Lochmaddy is the name both of a sea loch and of the largest settlement on North Uist. Before 1800 Lochmaddy was no more than a harbour, but one of the best in Scotland. In 1741, Taigh Chearsabhagh as built as an inn to provide modest but comfortable accommodation for the many travellers using the harbour for trade within the islands.

Between 1800 and 1900, Lochmaddy grew consistently and by the middle of the century had became a centre of communication, trade and administration for all the outer isles south of Lewis. In 1804, Taigh Chearsabhagh is mentioned as the place where the North Uist rents were paid, probably to coincide with the day of the local fair:

We arrived at Cearsabhagh. The house and every part about it, was crowded with some hundreds of Lord MacDonald’s people, who were assembled to pay the rents. What an interesting group they were, and how surprised my two friends were at seeing such numbers in a place they had judged a savage desert, and unfit for the nourishment of intellectual life.

Extract A Journey Through the Highlands & Western Isles, James Hogg, 1804.

In 1802 a Post Office was established in Lochmaddy at Taigh Chearsabhagh. This was a crucial step in Lochmaddy’s rise in status. It was now the destination of the Uist packet boat, which previously had brought mails from the mainland, via Dunvegan on Skye, to the village of Carinish on the south west coast of North Uist.

At first the Lochmaddy office remained subordinate to Dunvegan, but in 1843 Lochmaddy was created a post town: having a direct bag with Edinburgh, and the power of issuing and paying money orders. After this, expansion was swift. Postmen, or runners, took the mails from Lochmaddy to the network of sub-post offices which had sprung up throughout North and South Uist and Barra. Lochmaddy became the head post office for all the southern isles.
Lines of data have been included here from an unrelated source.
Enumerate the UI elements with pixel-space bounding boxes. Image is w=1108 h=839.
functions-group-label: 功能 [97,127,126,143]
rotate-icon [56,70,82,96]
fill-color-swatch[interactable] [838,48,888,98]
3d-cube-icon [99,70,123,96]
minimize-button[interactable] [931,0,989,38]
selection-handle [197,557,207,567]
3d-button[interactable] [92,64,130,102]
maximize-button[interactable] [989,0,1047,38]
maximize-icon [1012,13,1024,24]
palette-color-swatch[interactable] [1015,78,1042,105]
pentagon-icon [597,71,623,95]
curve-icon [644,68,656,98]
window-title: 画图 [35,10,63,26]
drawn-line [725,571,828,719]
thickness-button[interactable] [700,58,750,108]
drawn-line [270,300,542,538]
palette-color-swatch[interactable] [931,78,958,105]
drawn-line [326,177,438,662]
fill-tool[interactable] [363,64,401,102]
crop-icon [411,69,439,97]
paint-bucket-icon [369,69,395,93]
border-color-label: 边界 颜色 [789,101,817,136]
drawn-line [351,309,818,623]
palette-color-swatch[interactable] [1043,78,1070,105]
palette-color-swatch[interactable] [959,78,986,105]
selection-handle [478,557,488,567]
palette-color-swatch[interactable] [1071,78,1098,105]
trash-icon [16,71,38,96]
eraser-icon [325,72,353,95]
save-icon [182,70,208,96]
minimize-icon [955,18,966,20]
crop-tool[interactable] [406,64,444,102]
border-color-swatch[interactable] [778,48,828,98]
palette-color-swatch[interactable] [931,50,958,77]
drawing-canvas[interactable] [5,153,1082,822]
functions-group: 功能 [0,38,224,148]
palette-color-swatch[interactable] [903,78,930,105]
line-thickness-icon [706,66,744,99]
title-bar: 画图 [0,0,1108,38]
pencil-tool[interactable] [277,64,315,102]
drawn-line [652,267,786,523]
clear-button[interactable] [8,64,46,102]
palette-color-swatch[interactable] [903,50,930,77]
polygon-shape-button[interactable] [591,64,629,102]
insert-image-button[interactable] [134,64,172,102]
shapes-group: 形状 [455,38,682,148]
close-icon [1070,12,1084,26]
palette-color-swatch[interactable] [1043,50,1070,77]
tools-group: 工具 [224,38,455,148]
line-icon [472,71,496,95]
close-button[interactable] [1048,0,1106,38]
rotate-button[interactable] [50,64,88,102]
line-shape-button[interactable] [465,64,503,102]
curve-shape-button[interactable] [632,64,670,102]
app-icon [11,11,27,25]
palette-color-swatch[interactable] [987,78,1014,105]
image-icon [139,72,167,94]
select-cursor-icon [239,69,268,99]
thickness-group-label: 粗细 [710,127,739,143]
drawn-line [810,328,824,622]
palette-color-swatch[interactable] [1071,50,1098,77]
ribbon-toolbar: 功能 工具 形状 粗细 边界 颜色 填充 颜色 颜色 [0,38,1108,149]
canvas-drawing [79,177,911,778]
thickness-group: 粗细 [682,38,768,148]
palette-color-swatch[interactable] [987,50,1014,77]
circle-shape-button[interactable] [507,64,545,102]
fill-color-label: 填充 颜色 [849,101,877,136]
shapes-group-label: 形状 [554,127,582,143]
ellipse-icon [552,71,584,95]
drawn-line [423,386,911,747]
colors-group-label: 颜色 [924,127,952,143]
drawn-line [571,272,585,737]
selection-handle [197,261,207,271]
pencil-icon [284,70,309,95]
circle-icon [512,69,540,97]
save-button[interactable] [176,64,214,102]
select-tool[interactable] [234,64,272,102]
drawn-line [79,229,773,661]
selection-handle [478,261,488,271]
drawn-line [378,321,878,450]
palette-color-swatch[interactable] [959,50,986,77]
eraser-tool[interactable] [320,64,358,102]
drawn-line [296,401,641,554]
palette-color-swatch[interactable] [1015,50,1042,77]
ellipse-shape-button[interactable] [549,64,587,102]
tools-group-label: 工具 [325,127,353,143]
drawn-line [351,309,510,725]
The link with the postal service continues at Lochmaddy in the present day at Taigh Chearsabhagh where the Post Office now operates six days a week as part of the public services in the building.

In the mid-19th Century my maternal grandfather, Kenneth Boyd, was employed as a postman between Lochmaddy, Carinish and Benbecula. He walked to Lochmaddy from his home in Carinish to meet the packet. Sometimes he had to wait there for three days.
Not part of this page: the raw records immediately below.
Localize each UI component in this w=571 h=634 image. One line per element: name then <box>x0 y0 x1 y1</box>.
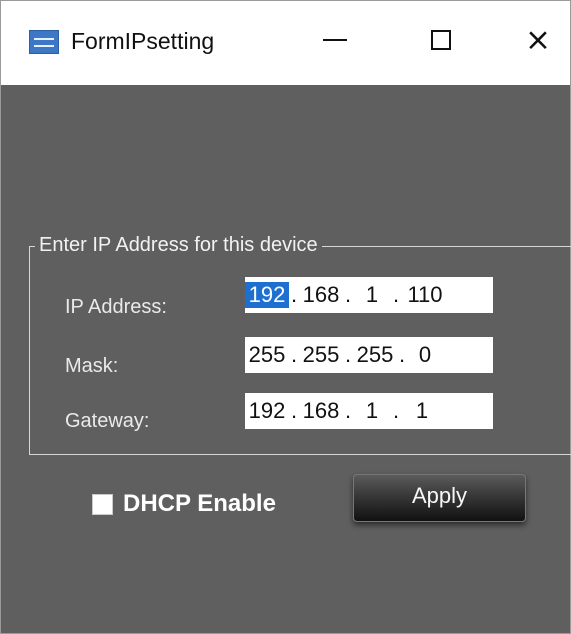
ip-dot: . <box>290 282 298 307</box>
apply-button[interactable]: Apply <box>353 474 526 522</box>
mask-dot: . <box>344 342 352 367</box>
ip-address-label: IP Address: <box>65 296 167 318</box>
gateway-octet-1[interactable]: 192 <box>245 398 289 424</box>
gateway-input[interactable]: 192 . 168 . 1 . 1 <box>245 393 493 429</box>
dhcp-checkbox[interactable] <box>92 494 113 515</box>
title-bar[interactable]: FormIPsetting × <box>1 1 570 85</box>
gateway-label: Gateway: <box>65 410 150 432</box>
mask-octet-3[interactable]: 255 <box>353 342 397 368</box>
mask-octet-2[interactable]: 255 <box>299 342 343 368</box>
gateway-dot: . <box>290 398 298 423</box>
maximize-icon <box>431 30 451 50</box>
gateway-octet-2[interactable]: 168 <box>299 398 343 424</box>
gateway-dot: . <box>344 398 352 423</box>
ip-dot: . <box>344 282 352 307</box>
window-title: FormIPsetting <box>71 28 215 54</box>
ip-octet-1[interactable]: 192 <box>245 282 289 308</box>
mask-octet-1[interactable]: 255 <box>245 342 289 368</box>
mask-input[interactable]: 255 . 255 . 255 . 0 <box>245 337 493 373</box>
ip-dot: . <box>392 282 400 307</box>
ip-octet-2[interactable]: 168 <box>299 282 343 308</box>
close-button[interactable]: × <box>516 23 560 57</box>
maximize-button[interactable] <box>419 23 463 57</box>
ip-octet-4[interactable]: 110 <box>401 282 449 308</box>
gateway-dot: . <box>392 398 400 423</box>
mask-label: Mask: <box>65 355 119 377</box>
app-icon <box>29 30 59 54</box>
apply-button-label: Apply <box>411 483 468 508</box>
minimize-icon <box>323 39 347 41</box>
group-title: Enter IP Address for this device <box>35 234 322 257</box>
mask-octet-4[interactable]: 0 <box>407 342 443 368</box>
ip-address-input[interactable]: 192 . 168 . 1 . 110 <box>245 277 493 313</box>
gateway-octet-3[interactable]: 1 <box>353 398 391 424</box>
mask-dot: . <box>398 342 406 367</box>
ip-settings-window: FormIPsetting × Enter IP Address for thi… <box>0 0 571 634</box>
mask-dot: . <box>290 342 298 367</box>
close-icon: × <box>525 21 551 58</box>
ip-octet-3[interactable]: 1 <box>353 282 391 308</box>
dhcp-enable-label[interactable]: DHCP Enable <box>123 490 276 518</box>
minimize-button[interactable] <box>313 23 357 57</box>
gateway-octet-4[interactable]: 1 <box>401 398 443 424</box>
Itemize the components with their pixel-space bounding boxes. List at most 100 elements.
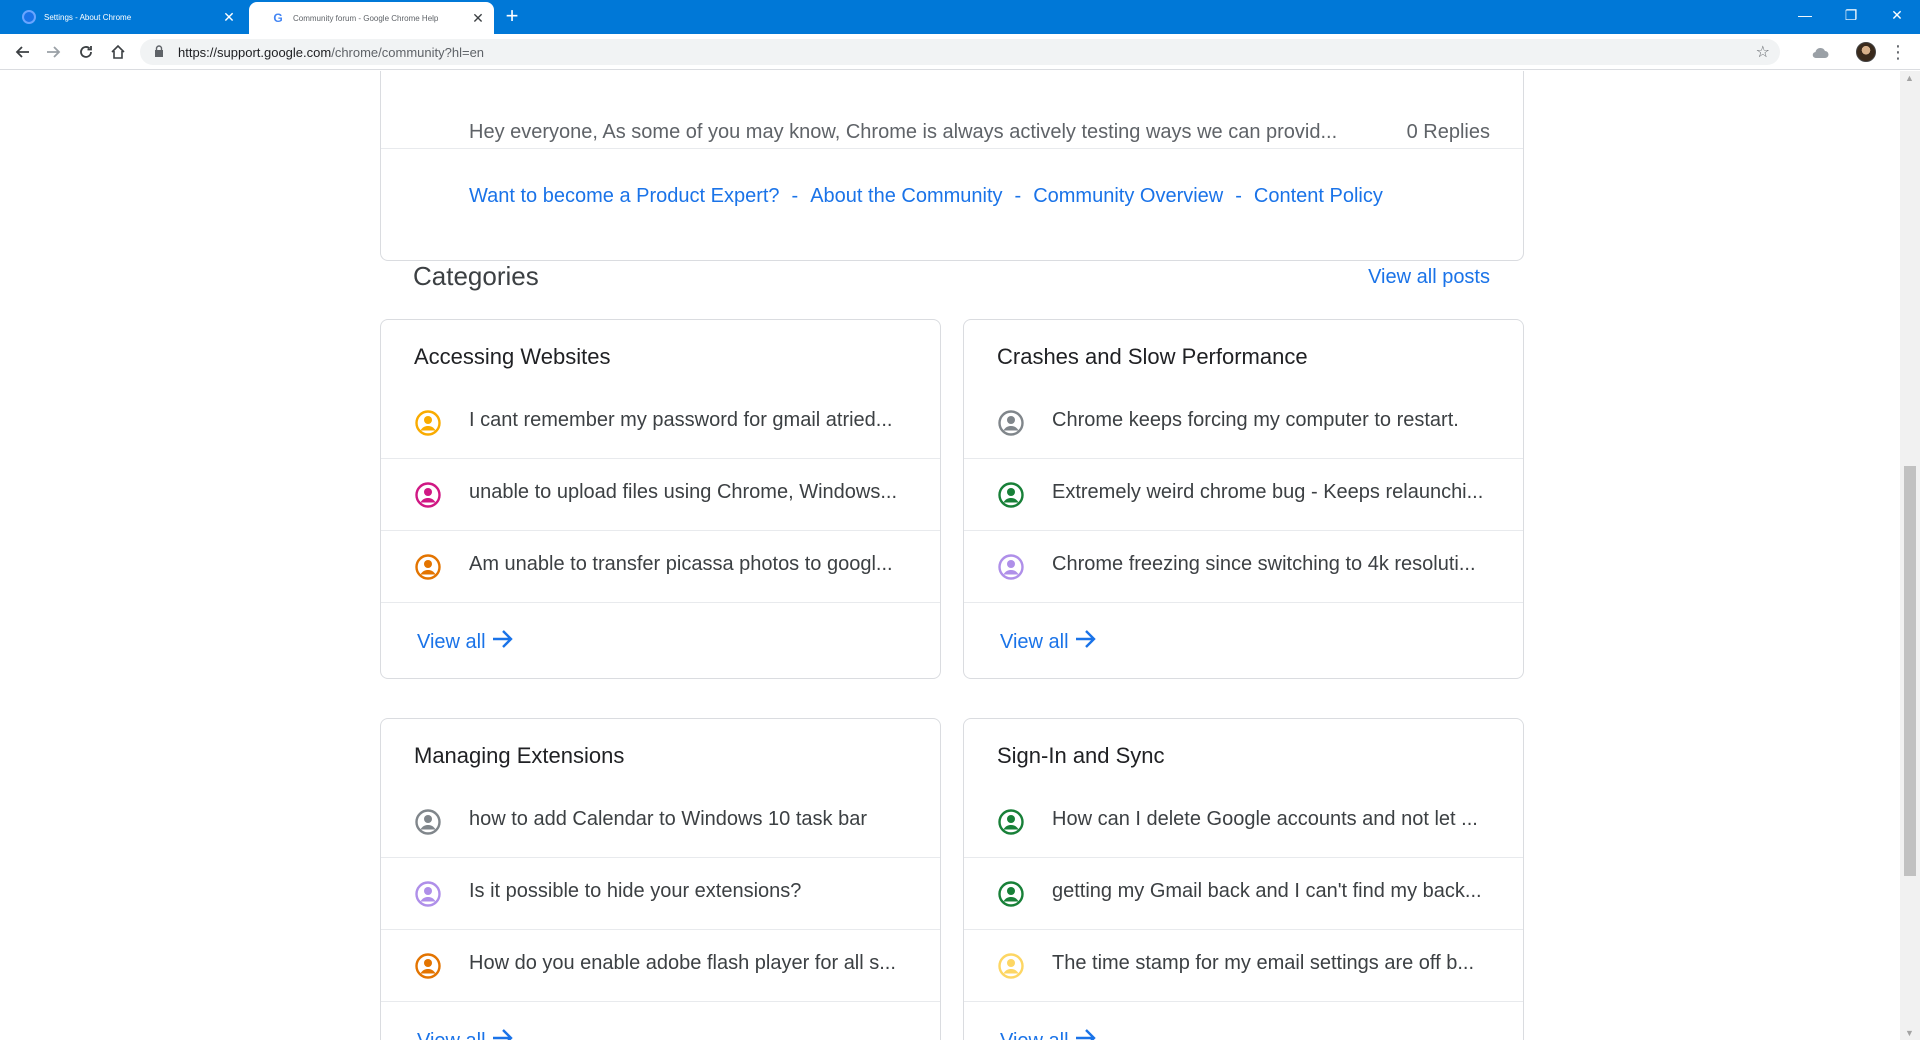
category-title[interactable]: Accessing Websites	[414, 344, 610, 370]
extension-cloud-icon[interactable]	[1808, 40, 1832, 64]
arrow-right-icon	[492, 629, 514, 655]
category-card: Managing Extensions how to add Calendar t…	[380, 718, 941, 1040]
reply-count: 0 Replies	[1406, 121, 1490, 143]
url-host: https://support.google.com	[178, 44, 332, 60]
menu-kebab-icon[interactable]: ⋮	[1886, 40, 1910, 64]
category-title[interactable]: Sign-In and Sync	[997, 743, 1165, 769]
user-avatar-icon	[998, 953, 1024, 979]
user-avatar-icon	[998, 809, 1024, 835]
user-avatar-icon	[998, 881, 1024, 907]
user-avatar-icon	[415, 482, 441, 508]
reload-icon[interactable]	[74, 40, 98, 64]
user-avatar-icon	[415, 953, 441, 979]
post-title: Am unable to transfer picassa photos to …	[469, 553, 893, 575]
categories-heading: Categories	[413, 261, 539, 291]
view-all-label: View all	[1000, 1030, 1069, 1040]
user-avatar-icon	[998, 410, 1024, 436]
category-post-row[interactable]: Is it possible to hide your extensions?	[381, 858, 940, 930]
post-title: The time stamp for my email settings are…	[1052, 952, 1475, 974]
lock-icon	[154, 44, 168, 60]
post-title: Chrome freezing since switching to 4k re…	[1052, 553, 1476, 575]
category-card: Crashes and Slow Performance Chrome keeps…	[963, 319, 1524, 679]
tab-community-forum[interactable]: G Community forum - Google Chrome Help ✕	[249, 2, 494, 34]
tab-title: Community forum - Google Chrome Help	[293, 13, 439, 23]
tab-settings-about-chrome[interactable]: Settings - About Chrome ✕	[0, 0, 245, 34]
close-icon[interactable]: ✕	[221, 9, 237, 26]
product-expert-link[interactable]: Want to become a Product Expert?	[469, 185, 780, 208]
community-overview-link[interactable]: Community Overview	[1033, 185, 1223, 208]
post-title: Extremely weird chrome bug - Keeps relau…	[1052, 481, 1484, 503]
arrow-right-icon	[492, 1028, 514, 1040]
user-avatar-icon	[998, 482, 1024, 508]
category-post-row[interactable]: The time stamp for my email settings are…	[964, 930, 1523, 1002]
post-title: how to add Calendar to Windows 10 task b…	[469, 808, 867, 830]
category-post-row[interactable]: Chrome freezing since switching to 4k re…	[964, 531, 1523, 603]
featured-posts-card: Hey everyone, As some of you may know, C…	[380, 71, 1524, 261]
restore-icon[interactable]: ❐	[1828, 0, 1874, 30]
category-title[interactable]: Crashes and Slow Performance	[997, 344, 1308, 370]
user-avatar-icon	[415, 881, 441, 907]
post-title: I cant remember my password for gmail at…	[469, 409, 893, 431]
minimize-icon[interactable]: —	[1782, 0, 1828, 30]
category-post-row[interactable]: Chrome keeps forcing my computer to rest…	[964, 387, 1523, 459]
category-title[interactable]: Managing Extensions	[414, 743, 624, 769]
post-title: getting my Gmail back and I can't find m…	[1052, 880, 1482, 902]
post-snippet: Hey everyone, As some of you may know, C…	[469, 121, 1338, 143]
category-post-row[interactable]: How can I delete Google accounts and not…	[964, 786, 1523, 858]
category-post-row[interactable]: How do you enable adobe flash player for…	[381, 930, 940, 1002]
category-post-row[interactable]: how to add Calendar to Windows 10 task b…	[381, 786, 940, 858]
close-window-icon[interactable]: ✕	[1874, 0, 1920, 30]
user-avatar-icon	[415, 410, 441, 436]
category-card: Accessing Websites I cant remember my pas…	[380, 319, 941, 679]
url-text: https://support.google.com/chrome/commun…	[178, 45, 484, 60]
category-post-row[interactable]: Am unable to transfer picassa photos to …	[381, 531, 940, 603]
view-all-link[interactable]: View all	[417, 1028, 514, 1040]
community-links: Want to become a Product Expert? - About…	[469, 185, 1383, 208]
category-card: Sign-In and Sync How can I delete Google …	[963, 718, 1524, 1040]
view-all-link[interactable]: View all	[1000, 1028, 1097, 1040]
page-content: Hey everyone, As some of you may know, C…	[0, 71, 1900, 1040]
chrome-settings-icon	[22, 10, 36, 24]
view-all-link[interactable]: View all	[1000, 629, 1097, 655]
google-g-icon: G	[273, 11, 283, 25]
page-scrollbar[interactable]: ▲ ▼	[1900, 71, 1920, 1040]
post-title: Is it possible to hide your extensions?	[469, 880, 802, 902]
category-post-row[interactable]: I cant remember my password for gmail at…	[381, 387, 940, 459]
bookmark-star-icon[interactable]: ☆	[1756, 42, 1770, 62]
view-all-label: View all	[417, 1030, 486, 1040]
home-icon[interactable]	[106, 40, 130, 64]
post-row[interactable]: Hey everyone, As some of you may know, C…	[381, 71, 1523, 149]
link-separator: -	[1014, 185, 1022, 207]
post-title: unable to upload files using Chrome, Win…	[469, 481, 898, 503]
new-tab-button[interactable]: +	[500, 5, 524, 29]
view-all-label: View all	[1000, 630, 1069, 653]
back-arrow-icon[interactable]	[10, 40, 34, 64]
scroll-down-icon[interactable]: ▼	[1905, 1028, 1914, 1038]
tab-strip: Settings - About Chrome ✕ G Community fo…	[0, 0, 1920, 34]
content-policy-link[interactable]: Content Policy	[1254, 185, 1383, 208]
link-separator: -	[1235, 185, 1242, 207]
post-title: How do you enable adobe flash player for…	[469, 952, 896, 974]
category-post-row[interactable]: getting my Gmail back and I can't find m…	[964, 858, 1523, 930]
post-title: Chrome keeps forcing my computer to rest…	[1052, 409, 1459, 431]
link-separator: -	[791, 185, 799, 207]
user-avatar-icon	[415, 554, 441, 580]
address-bar[interactable]: https://support.google.com/chrome/commun…	[140, 39, 1780, 65]
scrollbar-thumb[interactable]	[1904, 466, 1916, 876]
about-community-link[interactable]: About the Community	[810, 185, 1002, 208]
forward-arrow-icon[interactable]	[42, 40, 66, 64]
post-title: How can I delete Google accounts and not…	[1052, 808, 1478, 830]
profile-avatar[interactable]	[1854, 40, 1878, 64]
tab-title: Settings - About Chrome	[44, 12, 132, 22]
close-icon[interactable]: ✕	[470, 10, 486, 27]
user-avatar-icon	[998, 554, 1024, 580]
view-all-link[interactable]: View all	[417, 629, 514, 655]
url-path: /chrome/community?hl=en	[331, 44, 485, 60]
category-post-row[interactable]: unable to upload files using Chrome, Win…	[381, 459, 940, 531]
scroll-up-icon[interactable]: ▲	[1905, 73, 1914, 83]
user-avatar-icon	[415, 809, 441, 835]
view-all-posts-link[interactable]: View all posts	[1368, 266, 1490, 289]
browser-toolbar: https://support.google.com/chrome/commun…	[0, 34, 1920, 70]
arrow-right-icon	[1075, 629, 1097, 655]
category-post-row[interactable]: Extremely weird chrome bug - Keeps relau…	[964, 459, 1523, 531]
He then set out with the mail to Carinish on foot and usually took a shortcut across the moor to Locheport, where he was ferried across by a brother who lived in the area. He then continued to Carinish, delivering his mailbag at the Post Officer there.

The next day he walked from Carinish across the North Ford to Benbecula with the mails for the southern isles. On at least one occasion he was attacked in the course of his duties and to protect himself was given a skull-cracker, which was described to me as a wooden club studded with brass knobs.
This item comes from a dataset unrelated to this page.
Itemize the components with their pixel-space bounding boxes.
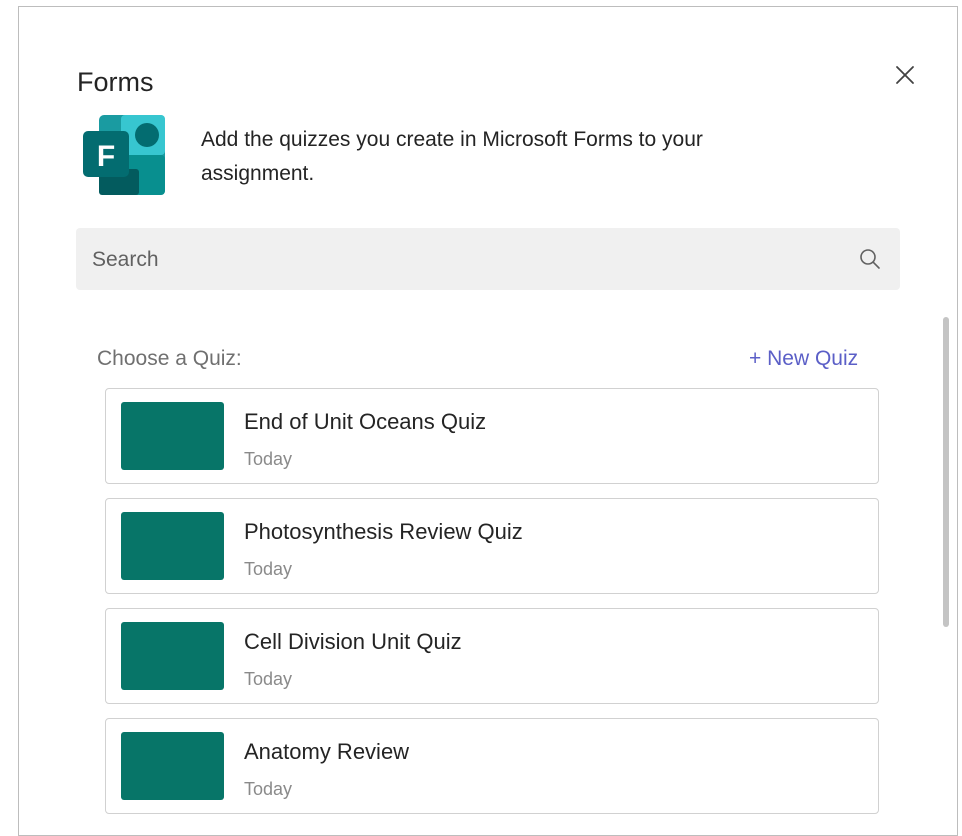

Extract – Lochmaddy 1900-1970, Boyd Robertson.

By the beginning of the 20th century, Lochmaddy had become North Uist’s thriving centre, as well as a gateway to and focus for communities throughout the rest of the island:

In Loch Maddy there are pianos, and drawing rooms, and afternoon tea, and people call upon one, and leave cards, and take photographs, and read newspapers, and are kind and friendly, and a wholesome reminder of some of the duties and pleasures of normal life.

Extract – The Outer Isles, Ada Goodrich Frier, 1902.